Cecilia Vicuña, vive en Nueva York desde 1980, uno podría pensar que contradice el sentido de toda su obra, sin embargo a decir por su recorrido, no debería tener que aclararlo cada vez que se lo preguntan. Pero ella lo hace, y lo hace con la misma serenidad y orgullo de sentirse mestiza y latinoamericana. Llegó a Manhattan invitada por una Universidad norteamericana a raíz de la censura que había sufrido una performance suya en Bogotá. Primero se alojó en casa de amigos, hasta que un conocido le propuso matrimonio para que no se vaya y se fue quedando sin pensarlo demasiado. Era el tiempo de los descastados del mundo, y Chile no era un lugar seguro para volver.
–Vivo en Nueva York porque aquí pude vivir del arte y dejar de sobrevivir. Es un lugar que está lleno de gente como yo, la gente te reconoce y se forma una comunidad de seres flotantes, personas que sienten lo que tú eres. Y eso me ha pasado continuamente.
Medio siglo después de la dictadura, Vicuña cree que el régimen chileno arrasó con la cultura y la convirtió en una especie de idolatría capitalista que persiste hasta el presente.
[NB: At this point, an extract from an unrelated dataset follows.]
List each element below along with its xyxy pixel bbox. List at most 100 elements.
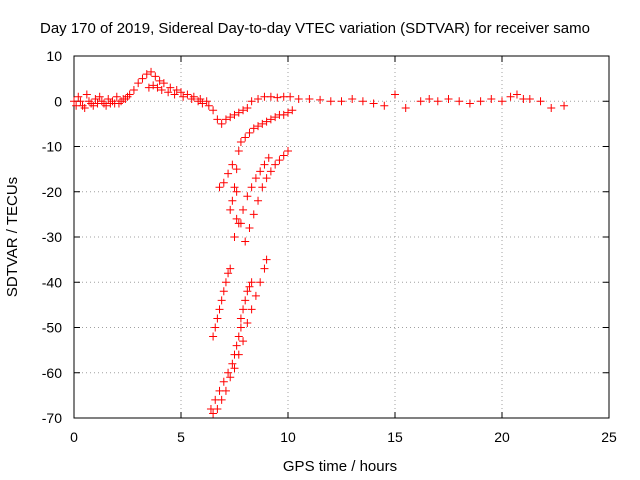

De hecho, ella es desconocida para gran parte de la sociedad. Si uno camina por las calles de Santiago y pregunta por su nombre, el adulto promedio inmediatamente repregunta por el ex de Pampita.
–En Chile existe lo que se llama el filisteísmo, una especie de desprecio por el arte, la inteligencia, la cultura y el conocimiento. Es una cultura en la que se valora el dinero y la fama, todo lo que no es nada, en cambio todo lo que sea creación, invención servicio a la humanidad no vale nada. Entonces obviamente una artista mujer que se dedica por ejemplo a las basuritas, o que se dedica a componer poemas que son de otros universos, de otros estados de conciencia, va a ser invisible, casi hormiga. Por definición todo lo que importa en este momento es invisible. Por eso nos estamos quedando sin agua, las minas valen más que el agua limpia.
Su obra visual forma parte de las colecciones del Museo Solomon R. Guggenheim, de Nueva York, Museo de Arte Moderno (MoMA) de New York, Tate Modern, en Londres, Museum of Fine Arts de Boston, Pérez Art Museum Miami, Museo de Arte Latinoamericano de Buenos Aires (MALBA) y Museo Nacional de Bellas Artes, en Santiago de Chile, entre otros.